Vanessa Limoges Pancarte de la Coalition BDS.

Une coalition autorisée par Élections Canada s’attire les foudres de plusieurs organismes et acteurs juifs de Montréal après l’apparition de centaines de pancartes électorales sur lesquelles on peut lire : «Israël assassine des enfants palestiniens. Harper applaudit. Qu’en disent les autres partis?»

La pancarte, qui est attribuée à la coalition Boycott désinvestissements sanctions (BDS), présente un jeune garçon, le visage plaqué contre le sable, sans vie.

«Cette photo nous est tout aussi insupportable, déclare Sabine Friesinger, du comité de coordination du mouvement BDS. Mais il faut montrer aux gens les effets de la guerre, leurs visages, leurs noms.» Mme Friesinger déplore que personne n’ait été tenu responsable des conséquences du bombardement israélien, représenté sur ces pancartes, qui a tué quatre enfants et blessé cinq autres, le 16 juillet 2014, sur une plage de Gaza.

«On pense que la position du Canada en général et des politiciens face aux politiques israéliennes devraient changer», soutient-elle.
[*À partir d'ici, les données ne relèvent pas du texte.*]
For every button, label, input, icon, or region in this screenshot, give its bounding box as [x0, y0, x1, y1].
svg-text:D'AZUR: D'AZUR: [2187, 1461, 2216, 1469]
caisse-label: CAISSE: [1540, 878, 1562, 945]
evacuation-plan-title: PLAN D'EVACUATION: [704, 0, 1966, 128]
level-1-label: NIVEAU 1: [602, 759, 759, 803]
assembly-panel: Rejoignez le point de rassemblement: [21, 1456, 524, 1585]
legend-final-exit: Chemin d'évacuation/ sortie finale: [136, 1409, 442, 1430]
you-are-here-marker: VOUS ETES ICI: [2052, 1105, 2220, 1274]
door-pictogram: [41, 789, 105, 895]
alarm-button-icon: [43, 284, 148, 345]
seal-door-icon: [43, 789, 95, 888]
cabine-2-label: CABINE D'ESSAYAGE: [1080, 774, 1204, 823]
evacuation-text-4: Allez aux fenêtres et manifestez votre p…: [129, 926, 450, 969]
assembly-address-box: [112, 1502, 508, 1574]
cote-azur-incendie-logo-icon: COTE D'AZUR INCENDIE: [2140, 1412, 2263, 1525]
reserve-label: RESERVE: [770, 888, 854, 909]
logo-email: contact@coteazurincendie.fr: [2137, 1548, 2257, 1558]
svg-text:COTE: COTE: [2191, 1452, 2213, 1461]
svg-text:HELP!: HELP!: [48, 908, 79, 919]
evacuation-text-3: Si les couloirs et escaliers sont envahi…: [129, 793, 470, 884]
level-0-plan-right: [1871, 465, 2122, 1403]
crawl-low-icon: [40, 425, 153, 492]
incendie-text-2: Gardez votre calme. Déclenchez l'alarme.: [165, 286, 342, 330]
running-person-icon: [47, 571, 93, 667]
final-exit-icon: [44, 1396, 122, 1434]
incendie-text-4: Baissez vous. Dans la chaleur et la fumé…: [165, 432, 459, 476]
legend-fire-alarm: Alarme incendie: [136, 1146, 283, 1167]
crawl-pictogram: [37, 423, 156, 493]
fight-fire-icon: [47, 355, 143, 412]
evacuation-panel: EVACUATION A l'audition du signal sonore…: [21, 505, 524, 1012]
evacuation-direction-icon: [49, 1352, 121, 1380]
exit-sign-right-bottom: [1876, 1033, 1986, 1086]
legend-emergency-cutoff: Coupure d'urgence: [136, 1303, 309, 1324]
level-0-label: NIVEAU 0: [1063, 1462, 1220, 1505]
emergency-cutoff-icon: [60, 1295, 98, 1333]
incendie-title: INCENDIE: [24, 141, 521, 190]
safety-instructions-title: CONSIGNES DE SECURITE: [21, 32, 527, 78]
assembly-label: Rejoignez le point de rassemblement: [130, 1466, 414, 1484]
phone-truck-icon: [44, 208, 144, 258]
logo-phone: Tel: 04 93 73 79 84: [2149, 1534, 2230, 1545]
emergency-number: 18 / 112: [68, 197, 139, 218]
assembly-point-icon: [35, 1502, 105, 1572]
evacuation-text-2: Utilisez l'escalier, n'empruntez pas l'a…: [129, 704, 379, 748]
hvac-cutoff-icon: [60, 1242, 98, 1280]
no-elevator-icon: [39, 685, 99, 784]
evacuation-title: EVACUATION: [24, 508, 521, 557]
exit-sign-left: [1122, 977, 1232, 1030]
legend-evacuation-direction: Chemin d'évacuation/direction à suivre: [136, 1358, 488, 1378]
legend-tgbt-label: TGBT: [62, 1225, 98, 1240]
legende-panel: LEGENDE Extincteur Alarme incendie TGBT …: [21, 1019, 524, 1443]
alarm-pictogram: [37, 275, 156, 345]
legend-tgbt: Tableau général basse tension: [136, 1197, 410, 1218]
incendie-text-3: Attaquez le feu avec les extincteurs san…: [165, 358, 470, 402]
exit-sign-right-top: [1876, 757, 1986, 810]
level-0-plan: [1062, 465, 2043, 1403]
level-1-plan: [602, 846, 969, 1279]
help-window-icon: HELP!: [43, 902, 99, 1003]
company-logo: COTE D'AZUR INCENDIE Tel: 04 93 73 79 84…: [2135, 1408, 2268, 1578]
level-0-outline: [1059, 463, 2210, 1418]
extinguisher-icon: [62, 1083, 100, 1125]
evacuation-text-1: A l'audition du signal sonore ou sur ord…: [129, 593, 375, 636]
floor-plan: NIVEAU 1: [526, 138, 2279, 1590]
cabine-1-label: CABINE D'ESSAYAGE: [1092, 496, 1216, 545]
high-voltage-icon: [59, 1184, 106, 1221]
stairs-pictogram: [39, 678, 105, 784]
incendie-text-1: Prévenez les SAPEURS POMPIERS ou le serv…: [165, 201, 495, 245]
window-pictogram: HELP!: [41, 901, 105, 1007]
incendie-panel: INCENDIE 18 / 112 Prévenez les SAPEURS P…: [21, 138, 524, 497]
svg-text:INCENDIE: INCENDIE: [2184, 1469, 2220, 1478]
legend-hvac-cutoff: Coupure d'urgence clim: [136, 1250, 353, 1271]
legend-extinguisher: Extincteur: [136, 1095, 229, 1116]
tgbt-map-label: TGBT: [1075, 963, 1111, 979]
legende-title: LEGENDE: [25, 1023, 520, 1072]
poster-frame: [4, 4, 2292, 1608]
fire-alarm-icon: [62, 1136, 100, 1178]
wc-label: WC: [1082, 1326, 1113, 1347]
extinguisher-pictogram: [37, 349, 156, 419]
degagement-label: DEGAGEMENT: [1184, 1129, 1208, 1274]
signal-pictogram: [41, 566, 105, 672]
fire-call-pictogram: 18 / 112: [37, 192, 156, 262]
La coalition a décidé de s’immiscer dans la campagne électorale fédérale pour dénoncer «la collégialité qui existe entre Stephen Harper et Benyamin Netanyahou», le premier ministre israélien, et pour demander aux politiciens d’aborder davantage le conflit israélo-palestinien.

Rater la cible
Le candidat conservateur dans Mont-Royal, Robert Libman, dénonce vivement la présence de ces pancartes dans la circonscription de Mont-Royal. «Un gouvernement conservateur réélu continuera à lutter contre l’antisémitisme sous toutes ses formes, ce qui comprend les campagnes de ce groupe», a-t-il souligné par voie de communiqué le 21 septembre.

David Ouellette, directeur aux affaires publiques pour le Centre consultatif des relations juives et israéliennes (CIJA), considère que ces pancartes ne sensibilisent en rien les citoyens et les politiciens.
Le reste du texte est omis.